Nomura’s Dickie Hodges has been ramping up bets on a US interest rate rise by the Federal Reserve this month as he shorts US high yield and two- and three-year Treasuries.

The manager of the $91m (£69m) Nomura Global Dynamic Bond fund said he was playing a hike in a manner that should leave little impact if it proved an incorrect prediction.

Mr Hodges is shorting two- and three-year Treasuries while going long on 30-year debt, meaning some of his short positions should offset the latter exposure in the event of a hike.

Alternatively, if the Fed decided against tightening monetary policy further – which markets currently place as the higher probability – Mr Hodges said he expected the shorts to fail but the long end of the yield curve to rally, making up any losses.

“Regardless of rate rise expectations the curve will flatten even more, either through bearish sentiment on the two- to three-year part [if there is a rate rise] or bullish sentiment on the 30-year part [if there is no rate hike],” the manager said.

Australian rates
Australia’s central bank has cut rates to 1.5 per cent, and Mr Hodge’s short positions in the country’s banking sector could reach 20 per cent.

With the probability of a September rise in the balance after last month’s Jackson Hole meeting of central bankers, Mr Hodges said the possibility of an increase was not being priced in by the markets. He has introduced an extra trade seeking to capitalise on a rate hike by shorting US high-yield debt.

The manager had a 10.3 per cent short exposure to high-yield corporate bonds at the end of August, and said the move would help insulate his portfolio from a rate rise. With duration less of a factor in the asset class, he said this position would also be able to withstand a lack of action from the Fed.

The Nomura fund’s total duration exposure stands at four years, comprised of a two-year exposure to both Australia and the UK, one year to European bonds via subordinated debt and high yield, and a small negative duration position in US debt.

Mr Hodges said the Australian economy would shortly face a moment of reckoning.

He has shorted bonds issued by several of the country’s banks, but is long government debt in the belief that additional policy easing will be required.

“Australia is a disaster waiting to happen,” he said. “The Reserve Bank of Australia cut rates to 1.5 per cent, but it will have to cut further. There are issues with the country’s housing market, with the mining-reliant western areas already facing a collapse. This could spread to the eastern hubs of Sydney and Melbourne.”

As a result the fund is using derivatives to short lenders National Australia Bank and Commonwealth Bank of Australia. “We are shorting using credit default swaps where the spread is around 65-70 basis points,” he said. “I’d like to short the smaller banks but there’s no CDS market for them.”

The fund has 3 per cent of its risk budget in either short position, and the manager indicated he would be willing to take this to a combined 20 per cent.
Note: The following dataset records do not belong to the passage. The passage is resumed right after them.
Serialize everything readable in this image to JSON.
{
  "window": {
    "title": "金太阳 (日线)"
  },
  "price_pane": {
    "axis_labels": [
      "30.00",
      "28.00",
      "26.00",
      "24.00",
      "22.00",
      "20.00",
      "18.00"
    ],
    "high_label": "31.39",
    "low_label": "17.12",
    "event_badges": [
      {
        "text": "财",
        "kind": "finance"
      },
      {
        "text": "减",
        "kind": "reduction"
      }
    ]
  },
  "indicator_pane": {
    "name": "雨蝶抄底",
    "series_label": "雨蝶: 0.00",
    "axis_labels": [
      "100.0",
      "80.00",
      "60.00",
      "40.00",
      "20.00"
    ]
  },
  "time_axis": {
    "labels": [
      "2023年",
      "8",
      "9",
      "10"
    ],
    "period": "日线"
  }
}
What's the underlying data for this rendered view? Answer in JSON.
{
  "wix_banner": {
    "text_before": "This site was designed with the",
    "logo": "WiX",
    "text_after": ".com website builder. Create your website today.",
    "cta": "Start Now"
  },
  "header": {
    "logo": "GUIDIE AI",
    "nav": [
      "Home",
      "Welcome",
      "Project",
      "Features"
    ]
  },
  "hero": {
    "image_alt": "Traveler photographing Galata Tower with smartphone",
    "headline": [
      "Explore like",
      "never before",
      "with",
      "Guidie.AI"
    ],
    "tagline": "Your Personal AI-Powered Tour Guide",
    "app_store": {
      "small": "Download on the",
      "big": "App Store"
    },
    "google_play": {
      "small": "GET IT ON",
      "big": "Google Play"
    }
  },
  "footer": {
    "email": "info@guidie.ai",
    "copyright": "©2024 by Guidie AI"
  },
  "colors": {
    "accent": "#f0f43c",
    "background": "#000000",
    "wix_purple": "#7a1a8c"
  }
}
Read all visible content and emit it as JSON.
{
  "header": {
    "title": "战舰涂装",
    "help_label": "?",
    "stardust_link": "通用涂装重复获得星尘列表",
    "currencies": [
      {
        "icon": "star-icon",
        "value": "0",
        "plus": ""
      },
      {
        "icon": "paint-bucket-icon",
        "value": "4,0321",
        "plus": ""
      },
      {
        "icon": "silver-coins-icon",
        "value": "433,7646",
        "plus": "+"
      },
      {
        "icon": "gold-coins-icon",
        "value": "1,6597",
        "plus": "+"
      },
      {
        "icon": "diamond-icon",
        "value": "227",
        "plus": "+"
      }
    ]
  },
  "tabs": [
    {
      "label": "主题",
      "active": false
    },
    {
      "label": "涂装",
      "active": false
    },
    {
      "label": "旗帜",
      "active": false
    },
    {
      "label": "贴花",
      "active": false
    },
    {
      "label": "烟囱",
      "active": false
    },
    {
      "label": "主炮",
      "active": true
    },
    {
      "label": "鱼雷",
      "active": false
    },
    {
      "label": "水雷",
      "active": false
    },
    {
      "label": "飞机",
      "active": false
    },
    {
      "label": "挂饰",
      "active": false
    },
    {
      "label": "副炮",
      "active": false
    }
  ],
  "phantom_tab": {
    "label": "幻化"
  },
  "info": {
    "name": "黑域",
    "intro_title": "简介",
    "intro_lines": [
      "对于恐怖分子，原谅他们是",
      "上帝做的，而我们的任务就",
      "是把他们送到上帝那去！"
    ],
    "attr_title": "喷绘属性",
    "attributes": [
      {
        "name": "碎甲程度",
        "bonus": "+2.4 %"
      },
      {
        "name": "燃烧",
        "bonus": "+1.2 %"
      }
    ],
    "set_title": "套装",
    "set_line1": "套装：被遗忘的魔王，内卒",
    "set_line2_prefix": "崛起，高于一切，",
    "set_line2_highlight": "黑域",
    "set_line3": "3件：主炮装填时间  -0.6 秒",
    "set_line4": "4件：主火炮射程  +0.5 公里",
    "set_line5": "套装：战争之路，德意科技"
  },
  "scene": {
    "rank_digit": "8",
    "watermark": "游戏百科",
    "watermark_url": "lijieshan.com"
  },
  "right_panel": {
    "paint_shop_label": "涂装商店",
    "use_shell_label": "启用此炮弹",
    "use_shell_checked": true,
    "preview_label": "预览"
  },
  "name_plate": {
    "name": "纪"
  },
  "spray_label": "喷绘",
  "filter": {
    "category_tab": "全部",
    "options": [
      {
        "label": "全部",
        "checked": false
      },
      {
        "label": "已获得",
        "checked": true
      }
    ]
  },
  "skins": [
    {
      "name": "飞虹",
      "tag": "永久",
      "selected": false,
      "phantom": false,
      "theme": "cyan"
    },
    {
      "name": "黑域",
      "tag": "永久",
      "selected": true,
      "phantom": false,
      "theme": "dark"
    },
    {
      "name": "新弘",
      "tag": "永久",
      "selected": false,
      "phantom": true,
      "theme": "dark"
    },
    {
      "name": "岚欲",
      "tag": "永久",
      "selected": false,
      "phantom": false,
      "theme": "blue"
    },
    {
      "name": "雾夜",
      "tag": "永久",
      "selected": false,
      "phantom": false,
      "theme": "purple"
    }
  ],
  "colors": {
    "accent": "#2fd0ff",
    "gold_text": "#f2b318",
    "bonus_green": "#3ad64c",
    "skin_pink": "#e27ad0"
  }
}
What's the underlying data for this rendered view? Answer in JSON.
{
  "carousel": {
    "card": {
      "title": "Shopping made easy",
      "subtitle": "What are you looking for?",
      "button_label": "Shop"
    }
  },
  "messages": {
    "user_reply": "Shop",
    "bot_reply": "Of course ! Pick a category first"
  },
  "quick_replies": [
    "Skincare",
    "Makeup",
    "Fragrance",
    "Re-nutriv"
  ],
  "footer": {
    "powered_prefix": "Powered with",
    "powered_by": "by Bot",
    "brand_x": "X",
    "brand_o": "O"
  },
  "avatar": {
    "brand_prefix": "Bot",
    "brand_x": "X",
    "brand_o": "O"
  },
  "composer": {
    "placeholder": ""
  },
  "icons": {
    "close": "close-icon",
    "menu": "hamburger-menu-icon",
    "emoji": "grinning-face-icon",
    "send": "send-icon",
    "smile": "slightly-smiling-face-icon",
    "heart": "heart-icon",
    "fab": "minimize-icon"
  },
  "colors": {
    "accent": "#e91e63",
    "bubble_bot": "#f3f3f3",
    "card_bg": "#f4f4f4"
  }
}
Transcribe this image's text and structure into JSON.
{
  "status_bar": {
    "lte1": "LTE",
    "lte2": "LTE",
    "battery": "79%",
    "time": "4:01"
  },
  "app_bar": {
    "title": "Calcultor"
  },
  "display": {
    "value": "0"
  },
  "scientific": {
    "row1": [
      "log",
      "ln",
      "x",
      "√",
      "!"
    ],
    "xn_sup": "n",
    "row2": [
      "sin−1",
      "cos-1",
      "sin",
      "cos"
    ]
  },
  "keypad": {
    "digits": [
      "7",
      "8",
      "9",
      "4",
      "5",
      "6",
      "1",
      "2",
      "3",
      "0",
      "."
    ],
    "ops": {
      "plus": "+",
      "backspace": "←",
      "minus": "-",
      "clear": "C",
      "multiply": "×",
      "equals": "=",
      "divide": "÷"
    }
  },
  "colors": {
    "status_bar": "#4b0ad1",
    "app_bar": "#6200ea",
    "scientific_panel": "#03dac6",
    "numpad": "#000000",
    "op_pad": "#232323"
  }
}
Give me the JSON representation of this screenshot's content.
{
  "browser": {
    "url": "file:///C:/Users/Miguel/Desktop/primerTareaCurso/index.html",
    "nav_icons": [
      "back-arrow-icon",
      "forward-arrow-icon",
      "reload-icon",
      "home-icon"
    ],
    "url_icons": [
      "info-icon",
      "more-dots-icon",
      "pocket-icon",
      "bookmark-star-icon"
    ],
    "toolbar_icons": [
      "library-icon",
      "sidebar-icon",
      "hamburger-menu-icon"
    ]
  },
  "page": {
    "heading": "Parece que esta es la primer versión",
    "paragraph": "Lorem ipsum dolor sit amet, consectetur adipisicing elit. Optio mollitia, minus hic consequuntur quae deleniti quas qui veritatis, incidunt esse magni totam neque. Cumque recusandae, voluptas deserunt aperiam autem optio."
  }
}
“I’m not optimistic about the Australian economy, but I am optimistic that [the country] will have to cut rates and by more than the market is discounting,” Mr Hodges said.

The manager had also taken profits from several securities bought earlier this year.

He allocated 4 per cent of the fund to dollar-denominated bonds issued by miner Anglo American that were yielding 10 per cent, then sold them two months later when the yield dropped below 1 per cent.

The Nomura Global Dynamic Bond fund has delivered 14 per cent since launch in January 2015, marginally behind the Offshore Fixed Interest Global sector’s return of 15 per cent, data from FE Analytics shows.